Et le père Pègues de commenter :

N’est ce pas au cri de Vive la liberté, qu’on a vu se perpétrer tous les attentats et tous les crimes contre Dieu, contre l’Église et contre toute autorité légitime voulant commander en leur nom ? Comme il serait bon de livrer cette doctrine de saint Thomas à la méditation de tant d’esprits ingénus qui se persuadent qu’il n’y a rien que de louable et d’excellent dans ce cri devenu le cri de ralliement dans la société moderne. Il n’est autre, en son dernier fond, que le cri de révolte du grand ennemi de Dieu et des hommes : et c’est en le jetant aux foules qu’il les rallie, dans tout l’univers, sous l’étendard de sa rébellion. Dans la mesure même où les hommes obéissent à ce cri, ils tombent, nous a dit saint Thomas, sous l’empire et le gouvernement du démon [47].

Pensons aux défenseurs de la liberté religieuse conciliaire, qui servent ainsi admirablement le démon.

Le libéralisme, ou la fausse exaltation de la liberté, se trouve donc au fond de la Contre-Église. On comprend dès lors l’extrême sévérité des papes et des auteurs catholiques pour condamner cette erreur :

Pie IX a raison de dire, de répéter sans cesse que le libéralisme nous tue et qu’il est plus dangereux que la Révolution elle-même [48]. La Révolution, c’est le mal découvert, patent, cynique, effrayant, un mal dont, par suite, il y a chance qu’on se gare, à raison de l’effroi qu’il inspire. Le libéralisme, c’est la Révolution masquée, contenant les mauvaises passions de l’homme, et surtout son orgueil, en lui donnant un secret pour garder sa conscience paisible ; c’est le désordre s’enrégimentant dans la milice de l’ordre, et la nuit s’intitulant la première des servantes du jour. Le nombre des gens que séduit cet affreux mensonge est pour épouvanter; et, à mesure que ce nombre augmente, l’objection contre la sainte et pure vérité devient plus spécieuse, et le retour au bien rencontre plus d’obstacles [49].
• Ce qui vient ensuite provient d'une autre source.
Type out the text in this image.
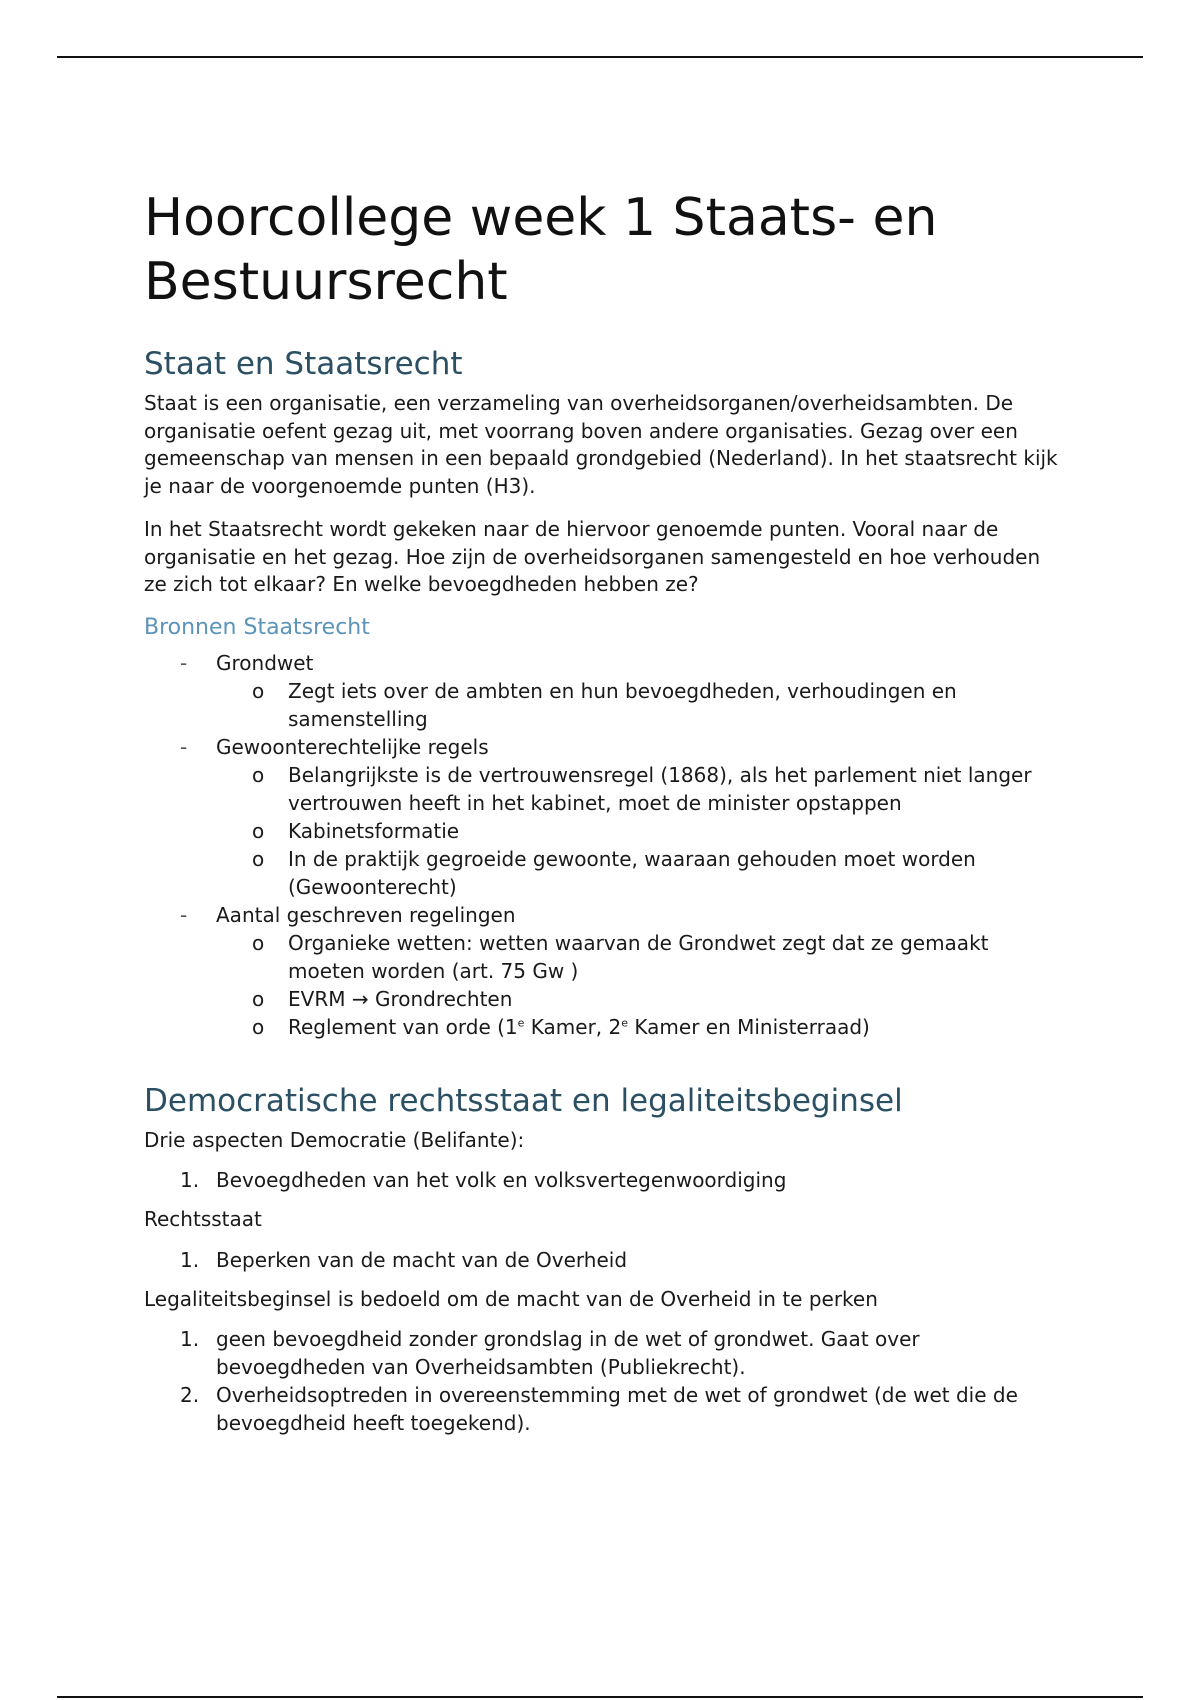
Hoorcollege week 1 Staats- en Bestuursrecht
Staat en Staatsrecht

Staat is een organisatie, een verzameling van overheidsorganen/overheidsambten. De organisatie oefent gezag uit, met voorrang boven andere organisaties. Gezag over een gemeenschap van mensen in een bepaald grondgebied (Nederland). In het staatsrecht kijk je naar de voorgenoemde punten (H3).

In het Staatsrecht wordt gekeken naar de hiervoor genoemde punten. Vooral naar de organisatie en het gezag. Hoe zijn de overheidsorganen samengesteld en hoe verhouden ze zich tot elkaar? En welke bevoegdheden hebben ze?

Bronnen Staatsrecht
- Grondwet
o Zegt iets over de ambten en hun bevoegdheden, verhoudingen en samenstelling
- Gewoonterechtelijke regels
o Belangrijkste is de vertrouwensregel (1868), als het parlement niet langer vertrouwen heeft in het kabinet, moet de minister opstappen
o Kabinetsformatie
o In de praktijk gegroeide gewoonte, waaraan gehouden moet worden (Gewoonterecht)
- Aantal geschreven regelingen
o Organieke wetten: wetten waarvan de Grondwet zegt dat ze gemaakt moeten worden (art. 75 Gw )
o EVRM → Grondrechten
o Reglement van orde (1e Kamer, 2e Kamer en Ministerraad)
Democratische rechtsstaat en legaliteitsbeginsel

Drie aspecten Democratie (Belifante):

1. Bevoegdheden van het volk en volksvertegenwoordiging

Rechtsstaat

1. Beperken van de macht van de Overheid

Legaliteitsbeginsel is bedoeld om de macht van de Overheid in te perken

1. geen bevoegdheid zonder grondslag in de wet of grondwet. Gaat over bevoegdheden van Overheidsambten (Publiekrecht).
2. Overheidsoptreden in overeenstemming met de wet of grondwet (de wet die de bevoegdheid heeft toegekend).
Nature de la Contre-Église

D’après cette doctrine de saint Thomas, on peut donc parler de « corps mystique » du diable, avec cette différence par rapport à l’Église que ce corps n’a pas d’âme.

L’Antéchrist sera la tête visible du corps mystique du diable, selon saint Thomas (III, q. 8, a. 8). Ne pas confondre l’Antéchrist avec les antéchrists (qu’on peut nommer antichrists pour éviter toute confusion) dont parle saint Jean et dont a parlé Mgr Lefebvre à propos des autorités romaines [50] : l’Antéchrist paraîtra à la fin des temps, tandis que les antichrists sont déjà à l’œuvre depuis l’âge apostolique.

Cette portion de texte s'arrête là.